More than 10 years in the making, the new museum tries to tell the story of the 6 million Jewish dead, the names of half of them still unknown, through the diaries, photographs, experiences and testimonies of about 100 individuals.
Rather than the dry history and emphasis on photographs of the old museum, the new one relies on more modern techniques of film and recreation of reality through artifacts, concentrating on the stories of individuals caught up in the horror of a previously unimaginable world.
The Israeli prime minister, Ariel Sharon, told some 1,500 guests and dignitaries the story of the extermination of a single French family, recorded in the museum, and then said: "When you leave this museum, you see the sky of Jerusalem. I know how a Jew feels when he emerges from these depths and breathes the air of Jerusalem. He feels at home. He feels protected. He feels the terrible difference between living in one's own country, in one's homeland, in a country which can provide protection, and standing alone, utterly defenseless, confronting a beast in human form."

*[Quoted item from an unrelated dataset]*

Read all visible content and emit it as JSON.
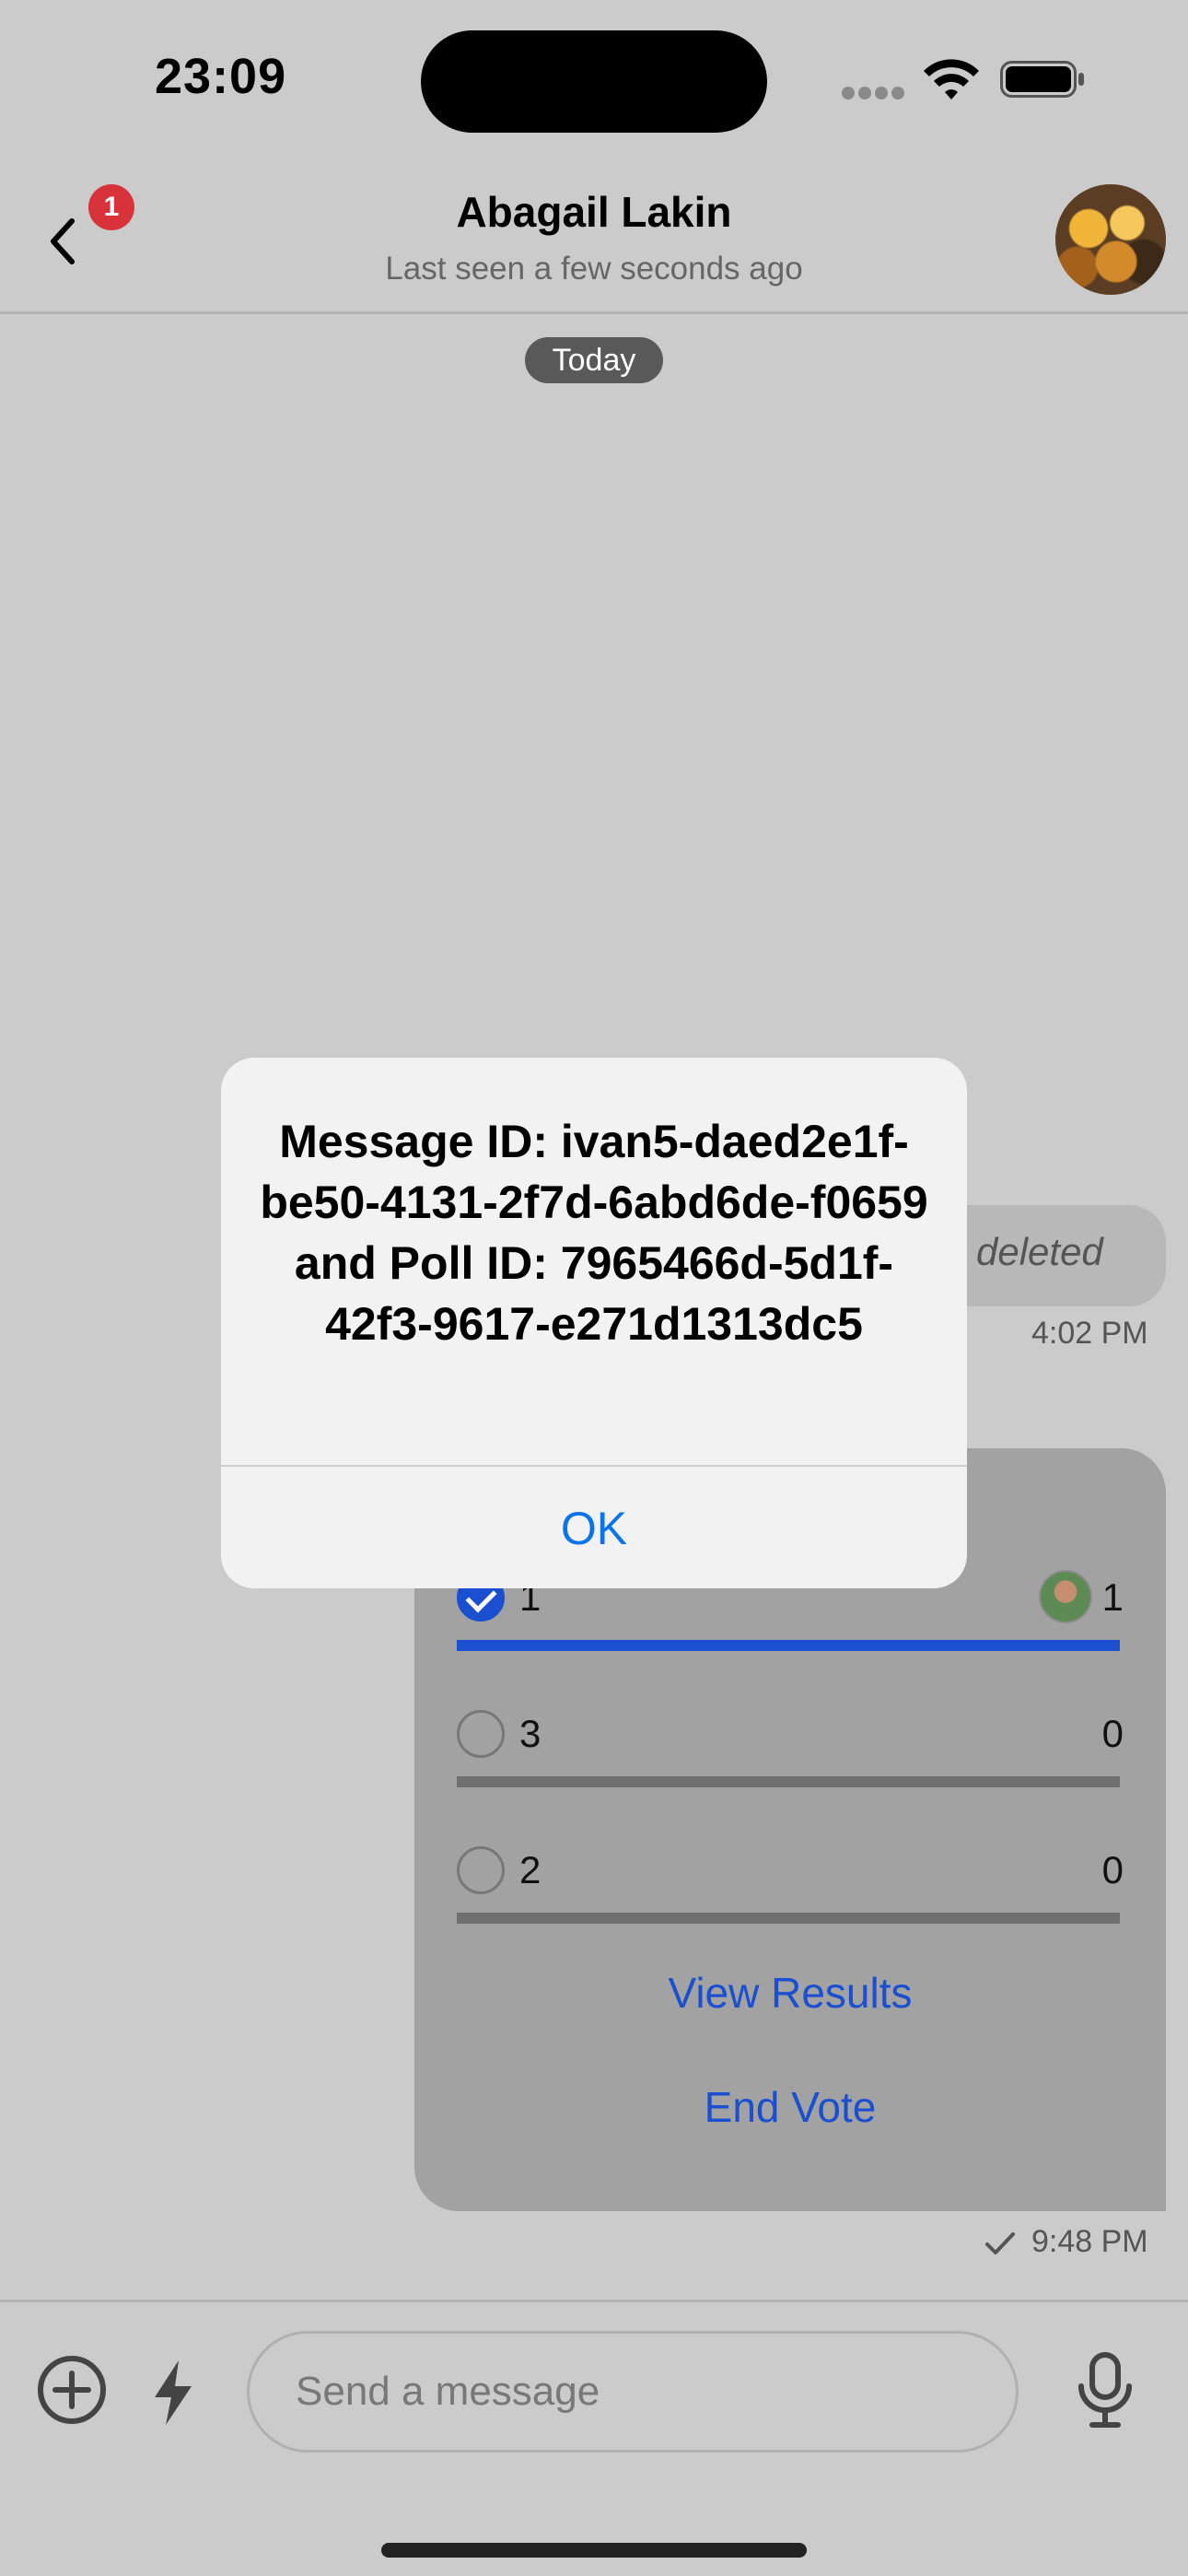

Sharon then added the real message of Yad Vashem: "He knows Israel is the only place in the world where Jews have the right to defend themselves, and that proves the Jewish people will never know another Holocaust."
The U.N. secretary-general, Kofi Annan, said that the United Nations, like the state of Israel, had emerged from the ashes of the Holocaust, which was also a "driving force" behind the adoption of the universal declaration of human rights.
"The Holocaust was not just a Jewish experience. It is an experience of great importance to the whole world," he said, "and we have all drawn lessons from it."
Annan was joined for the ceremony, which comes 60 years after the liberation of Auschwitz, by officials such as the Polish president, Aleksander Kwasniewski; the French prime minister, Jean-Pierre Raffarin; and the German foreign minister, Joschka Fischer, whose country has become one of Israel's closest allies.
The British sent Deputy Prime Minister John Prescott. The U.S. delegation was led by the mayor of New York City, Michael R. Bloomberg. The U.S. delegation includes the Nobel prize winner Elie Wiesel, a Holocaust survivor, and other dignitaries, but no representative of the federal government, which caused a lot of tongue-wagging here.
Besides Sharon, Israeli officials included the president, Moshe Katsav, and the education minister, Limor Livnat. Sharon has taken the opportunity to meet with a number of the foreign visitors here, including Raffarin, and Jerusalem was tied into knots with stifling security procedures that closed many main roads.
The $56 million museum is four times larger than the old one and is housed in a dramatic new building of architectural concrete that cuts through the Mount of Remembrance on which the Yad Vashem campus sits. Designed by the architect Moshe Safdie, the building is a huge triangle, nearly 200 yards long, largely underground, topped by a skylight that runs the length of the apex.
Visitors are pulled downward into the earth, forced along a path into galleries that mark turning points in the Holocaust, much as its victims were forced along by history.
After the abyss of the death camps, the floor rises up toward the light, and a visitor is then able to step onto a concrete platform cantilevered over the earth to see the hills, the pine forests and the buildings of the new state of Israel.
"The two cantilevered concrete walls frame the city of Jerusalem," said Safdie. "After death, there is the affirmation of life."
The new museum is an acknowledgment that as the generation of the survivors and perpetrators of the Holocaust dies out, responsibility for passing on its experience and lessons will fall to educators and museums.